Culture

Ivan Rajmont - from Kundera to Stoppard

Article published on Feb. 9, 2007
Article published on Feb. 9, 2007
The Czech stage director explains why 'European theatre' doesn't fit snugly into one box

Victory is fresh; it has been two days since Ivan Rajmont, 61, was awarded the Max Prize 2006 by the Prague Theatre Festival of German Language. It's a move recognising the best Czech ensemble stagings of modern German drama. Rajmont collaborated with the National Theatre in Prague to direct Arthur Schnitzler's 'The Distant Land'(written in 1911).

We meet in his cosy office in Kolovrat Palace, in Prague's city centre. 'It´s about the transition period. Something just ended, but a new era hasn´t begun yet. It´s about searching for the values which would help me to orient myself in reality,' says the director as he sips his green tea, recalling his award-winning reworking of the German playwright´s drama.

Contemporary stage don

Rajmont greets me smilingly, dressed down in a black T-shirt and jeans. He is positioned between his computer and mini Hi– Fi system, and a mobile phone in his hand completes the image - he lives in contemporary reality. He's by no means the dark-coat wearing eccentric intellectual, living in his own world of ideas, that I had stereotyped in mind.
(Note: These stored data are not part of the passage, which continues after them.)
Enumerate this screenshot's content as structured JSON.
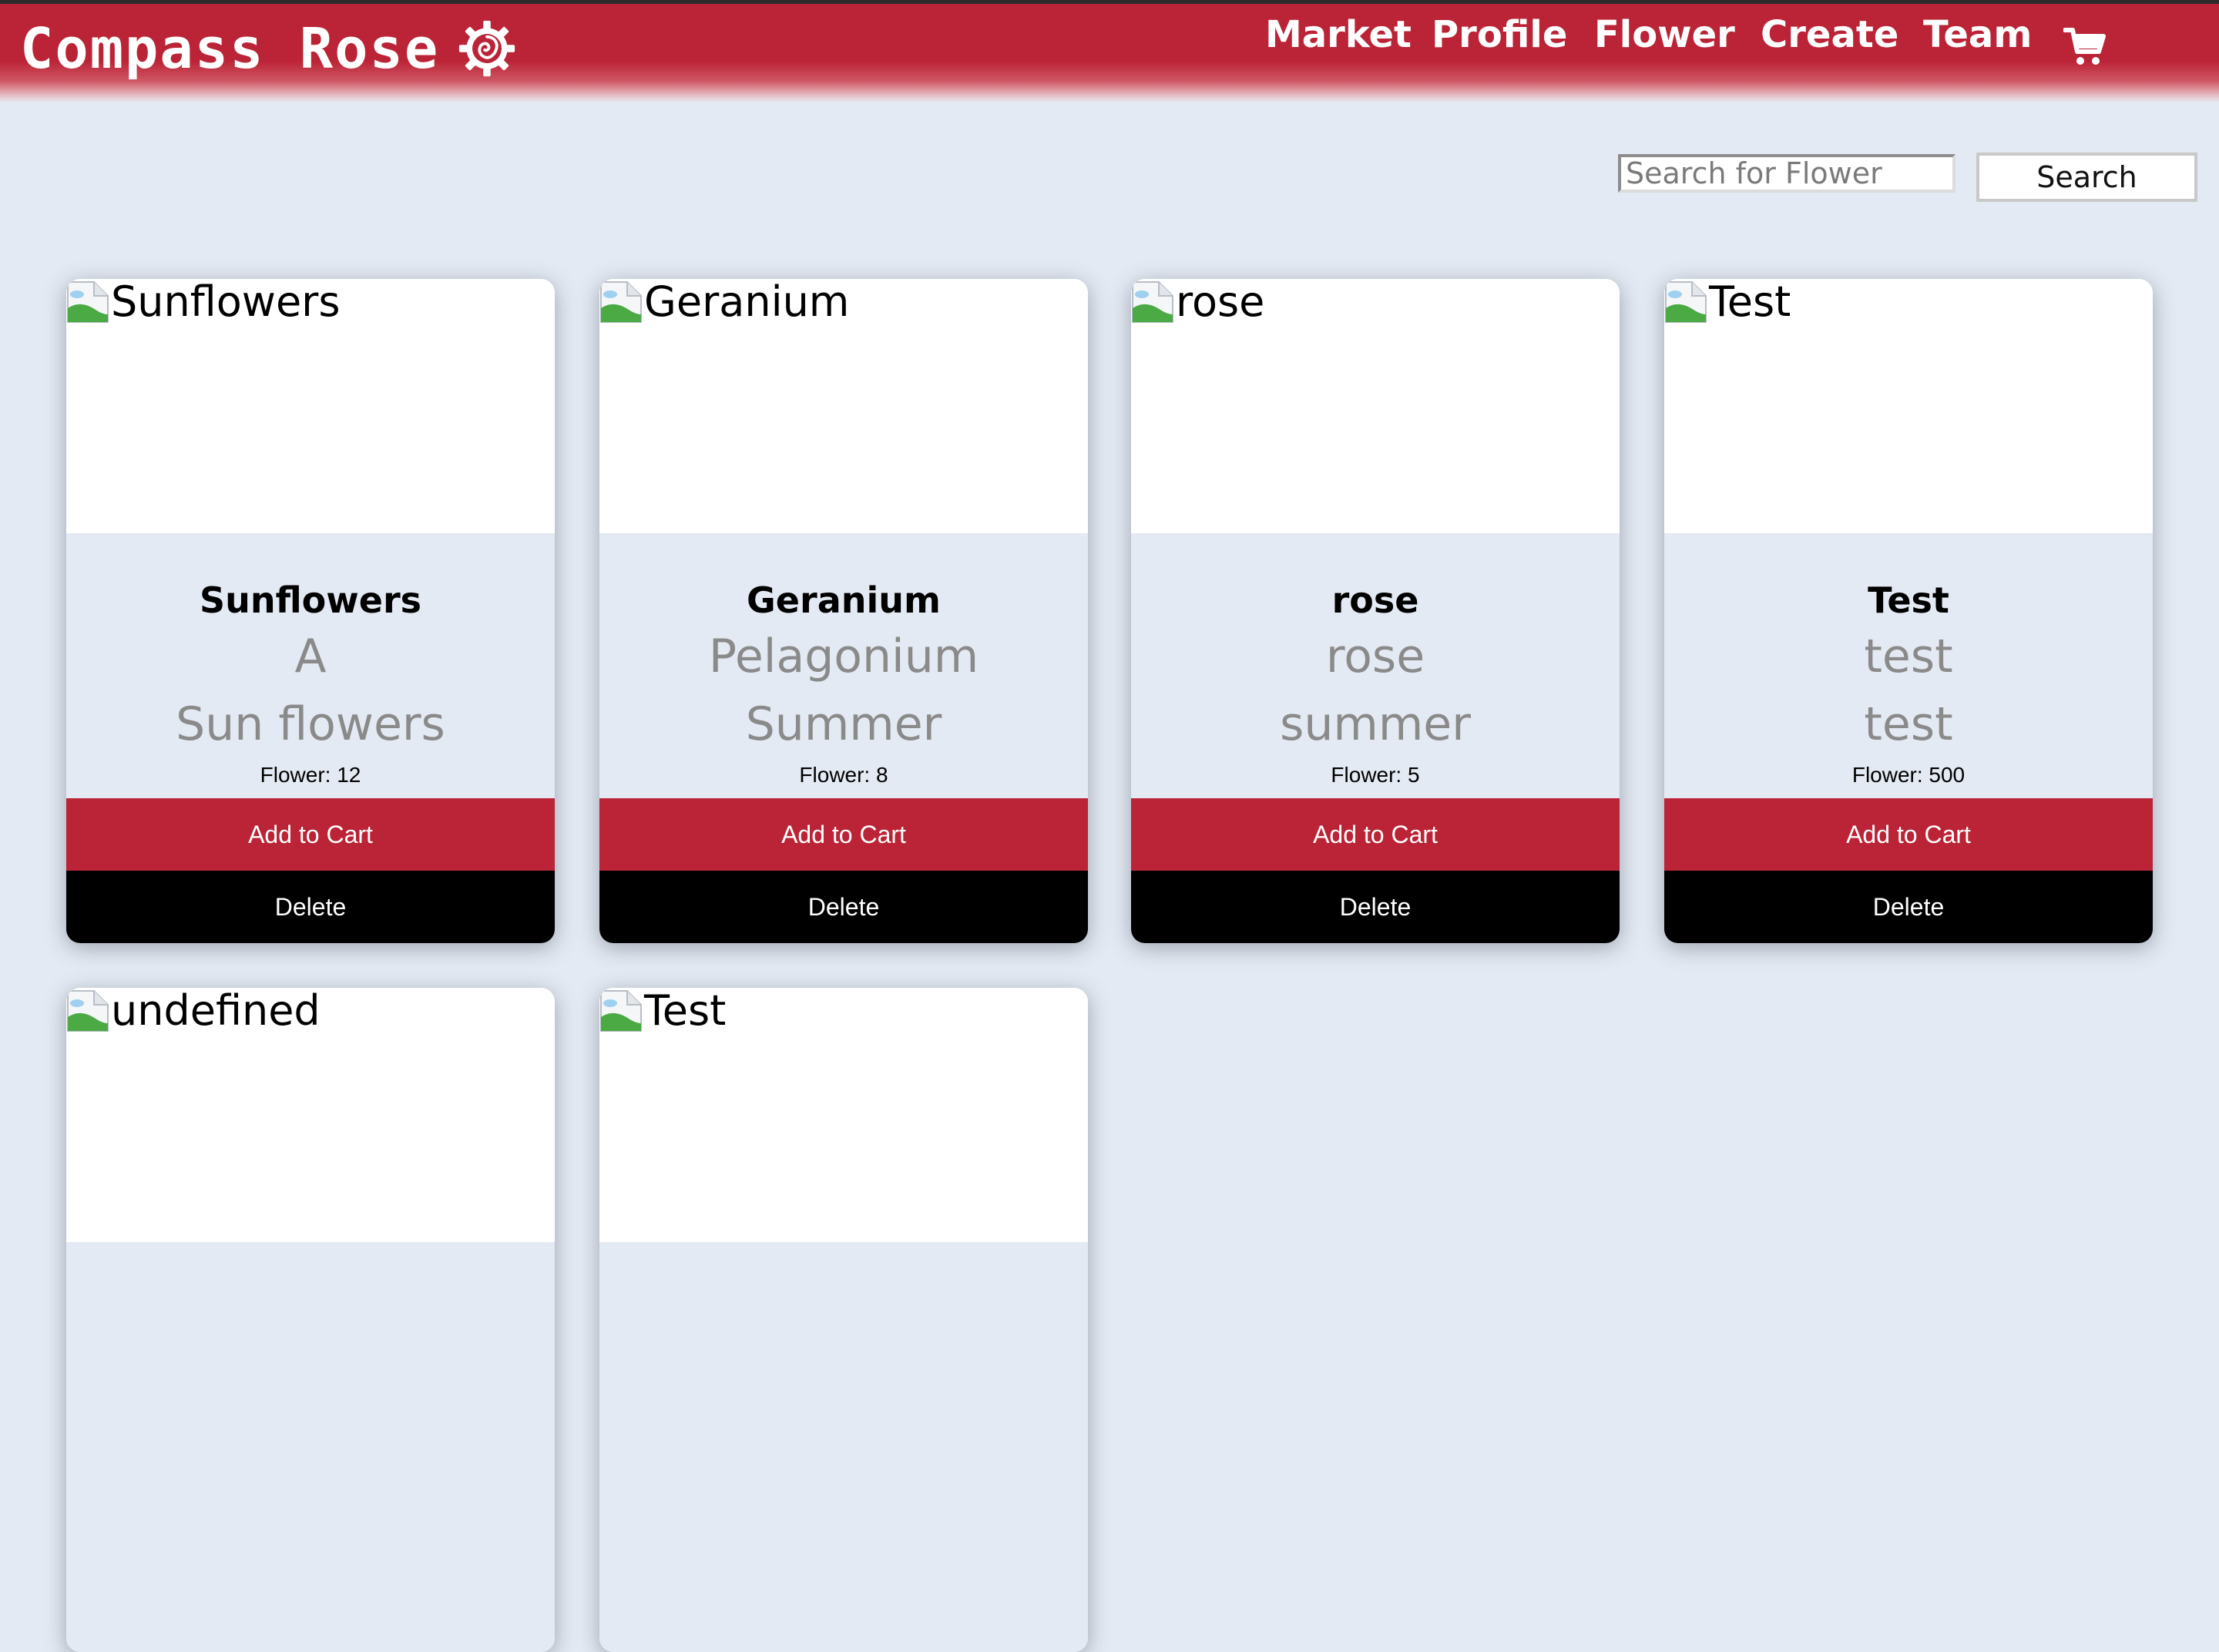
{
  "brand": {
    "name": "Compass Rose",
    "logo_icon": "rose-gear-icon"
  },
  "nav": {
    "links": [
      "Market",
      "Profile",
      "Flower",
      "Create",
      "Team"
    ],
    "cart_icon": "shopping-cart-icon"
  },
  "search": {
    "placeholder": "Search for Flower",
    "value": "",
    "button_label": "Search"
  },
  "cards": [
    {
      "alt": "Sunflowers",
      "title": "Sunflowers",
      "line1": "A",
      "line2": "Sun flowers",
      "count": "Flower: 12",
      "add_label": "Add to Cart",
      "delete_label": "Delete"
    },
    {
      "alt": "Geranium",
      "title": "Geranium",
      "line1": "Pelagonium",
      "line2": "Summer",
      "count": "Flower: 8",
      "add_label": "Add to Cart",
      "delete_label": "Delete"
    },
    {
      "alt": "rose",
      "title": "rose",
      "line1": "rose",
      "line2": "summer",
      "count": "Flower: 5",
      "add_label": "Add to Cart",
      "delete_label": "Delete"
    },
    {
      "alt": "Test",
      "title": "Test",
      "line1": "test",
      "line2": "test",
      "count": "Flower: 500",
      "add_label": "Add to Cart",
      "delete_label": "Delete"
    },
    {
      "alt": "undefined"
    },
    {
      "alt": "Test"
    }
  ],
  "colors": {
    "accent": "#bb2336",
    "background": "#e4eaf3",
    "delete": "#000000"
  }
}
It suits his role as one of the most significant contemporary stage directors. In the seventies, he directed Milan Kundera´s play 'Jacques and His Master' (written in 1975), lauded by critics as one of the best Czech productions in recent history. He was the first director of the National Theatre in Prague's drama department after the six-week Velvet Revolution in 1989, and still works there. Next month sees his first staging of Sir Tom Stoppard´s latest play, 'Rock 'n' Roll'.

(Non) European theatre

When we talk about contemporary European theatre, he rejects the term 'European theatre'. 'It's not a homogenous description - and it would be bad, if it were,' he says. 'Every country has its specific culture – Italian theatre is different from that of Hungary, which in turn is far removed from Norway. But it´s important for us to meet one other. I find the international Theatre European Regions festival, which takes place annually in Hradec Králové (a city in the eastern Bohemia region of the Czech Republic), fantastic. Germany and Austria are the best representatives for culture. They invest a large amount of money into those projects which are not as profitable as they first appear. In the Czech Republic, people think too much about the rate of return on investments,' explains Rajmont.
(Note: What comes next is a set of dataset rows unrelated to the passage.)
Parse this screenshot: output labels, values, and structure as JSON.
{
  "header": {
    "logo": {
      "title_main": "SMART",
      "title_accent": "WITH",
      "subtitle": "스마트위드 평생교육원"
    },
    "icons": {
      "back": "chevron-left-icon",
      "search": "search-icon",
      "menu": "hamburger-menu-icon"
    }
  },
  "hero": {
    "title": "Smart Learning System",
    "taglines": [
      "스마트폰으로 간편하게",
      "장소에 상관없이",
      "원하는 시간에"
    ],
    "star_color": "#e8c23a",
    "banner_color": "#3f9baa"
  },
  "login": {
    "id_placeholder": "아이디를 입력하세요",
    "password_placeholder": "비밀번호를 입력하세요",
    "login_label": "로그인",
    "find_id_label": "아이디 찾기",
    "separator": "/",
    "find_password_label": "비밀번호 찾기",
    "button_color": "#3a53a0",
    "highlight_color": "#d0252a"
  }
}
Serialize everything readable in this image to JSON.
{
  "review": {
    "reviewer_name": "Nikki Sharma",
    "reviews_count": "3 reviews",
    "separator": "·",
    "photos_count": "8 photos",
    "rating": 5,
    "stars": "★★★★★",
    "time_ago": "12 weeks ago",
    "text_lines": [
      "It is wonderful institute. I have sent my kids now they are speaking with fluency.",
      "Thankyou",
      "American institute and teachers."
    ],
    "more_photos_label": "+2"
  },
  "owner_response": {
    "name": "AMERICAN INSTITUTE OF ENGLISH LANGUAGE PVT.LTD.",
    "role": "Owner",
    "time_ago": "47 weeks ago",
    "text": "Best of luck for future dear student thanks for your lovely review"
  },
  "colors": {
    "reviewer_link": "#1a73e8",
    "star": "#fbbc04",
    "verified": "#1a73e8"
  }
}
'Theatre is the mirror to its narrowest surroundings,' continues Rajmont. 'It looks on life from different angles, or shows audiences the same problems that we all share. In those moments where theatre is the most outspoken, it becomes 'world theatre'. It touches aspects which recur repeatedly in the same situations all over the world,' continues Rajmont, seating himself further back in his armchair.

Do it best, by doing nothing at all

Milan Knížák, executive director of the National Gallery in Prague, once argued in a cafebabel.com debate that the best thing the European Union could do for European culture was doing nothing.
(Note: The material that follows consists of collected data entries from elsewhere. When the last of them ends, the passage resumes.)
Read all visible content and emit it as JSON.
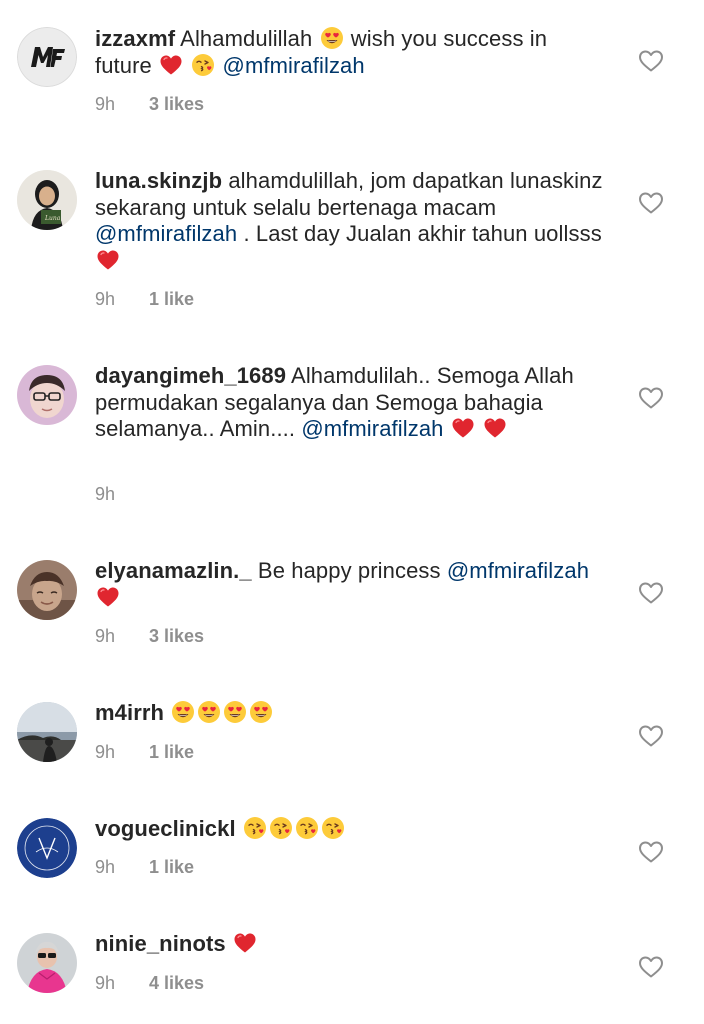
{
  "comments": [
    {
      "username": "izzaxmf",
      "avatar": "mf-logo-avatar",
      "segments": [
        "Alhamdulillah",
        "wish you success in future",
        "@mfmirafilzah"
      ],
      "time": "9h",
      "likes": "3 likes"
    },
    {
      "username": "luna.skinzjb",
      "avatar": "user-photo-avatar",
      "segments": [
        "alhamdulillah, jom dapatkan lunaskinz sekarang untuk selalu bertenaga macam",
        "@mfmirafilzah",
        ". Last day Jualan akhir tahun uollsss"
      ],
      "time": "9h",
      "likes": "1 like"
    },
    {
      "username": "dayangimeh_1689",
      "avatar": "user-photo-avatar",
      "segments": [
        "Alhamdulilah.. Semoga Allah permudakan segalanya dan Semoga bahagia selamanya.. Amin....",
        "@mfmirafilzah"
      ],
      "time": "9h",
      "likes": ""
    },
    {
      "username": "elyanamazlin._",
      "avatar": "user-photo-avatar",
      "segments": [
        "Be happy princess",
        "@mfmirafilzah"
      ],
      "time": "9h",
      "likes": "3 likes"
    },
    {
      "username": "m4irrh",
      "avatar": "user-photo-avatar",
      "segments": [],
      "time": "9h",
      "likes": "1 like"
    },
    {
      "username": "vogueclinickl",
      "avatar": "vogue-logo-avatar",
      "segments": [],
      "time": "9h",
      "likes": "1 like"
    },
    {
      "username": "ninie_ninots",
      "avatar": "user-photo-avatar",
      "segments": [],
      "time": "9h",
      "likes": "4 likes"
    }
  ],
  "icons": {
    "like": "heart-outline-icon",
    "heart_emoji": "red-heart-emoji",
    "heart_eyes_emoji": "heart-eyes-emoji",
    "kiss_emoji": "face-blowing-kiss-emoji"
  },
  "colors": {
    "text": "#262626",
    "mention": "#00376b",
    "meta": "#8e8e8e",
    "heart": "#ed4956"
  }
}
'Knížák says let it exist. I´m saying enable it to exist,' replies Rajmont. 'Every institution tries to cultivate its surroundings. But should culture be established that way, it could also speak its mind against that institution in the future,' he says, adding that the EU should enable European culture to progress independently. 'Today we also tend to forget that 'culture' means the things which form our everyday life.'

When I ask him about the main influences of contemporary theatre, he briefly glances towards a poster of one his successful stagings. He muses a while, and answers, 'we're going through a strange era for theatre. Contemporary drama is focused on the minorities, on the most visible problems. A global view doesn´t exist. There are plays for four or five actors – but plays for twenty people costs a lot of money. And nobody is prepared to give you such a great amount today.'

Politicians often discuss 'Old' and 'New' Europe, and the unique history experience of the Central and Eastern Europe states – and indeed what those countries bring to paneuropean discourse. It's interesting if the realm of theatre in those states can enrich theatre activity in rest of our continent too. 'I think it´s impossible to create such blocks as 'west' and 'east' in the context of 'European' culture. It´s true that totality creates a certain pressure, but the responses to that pressure are different in every state,' explains Rajmont.

And the paradox where freedom of speech brought huge overproduction to the realm of culture, and thereby harmed it too? 'That´s the same with the books – there is a mass of waste in bookstores, but also many wonderful books. It´s the same with everything – there is a huge mass of waste today, and it´s very hard to assort it,' he ponders, before an anxious glance at his watch signals that it is time to go; he to lecture at the Academy of Fine Arts, and me to regather my thoughts on whether European theatre can ever really be unified.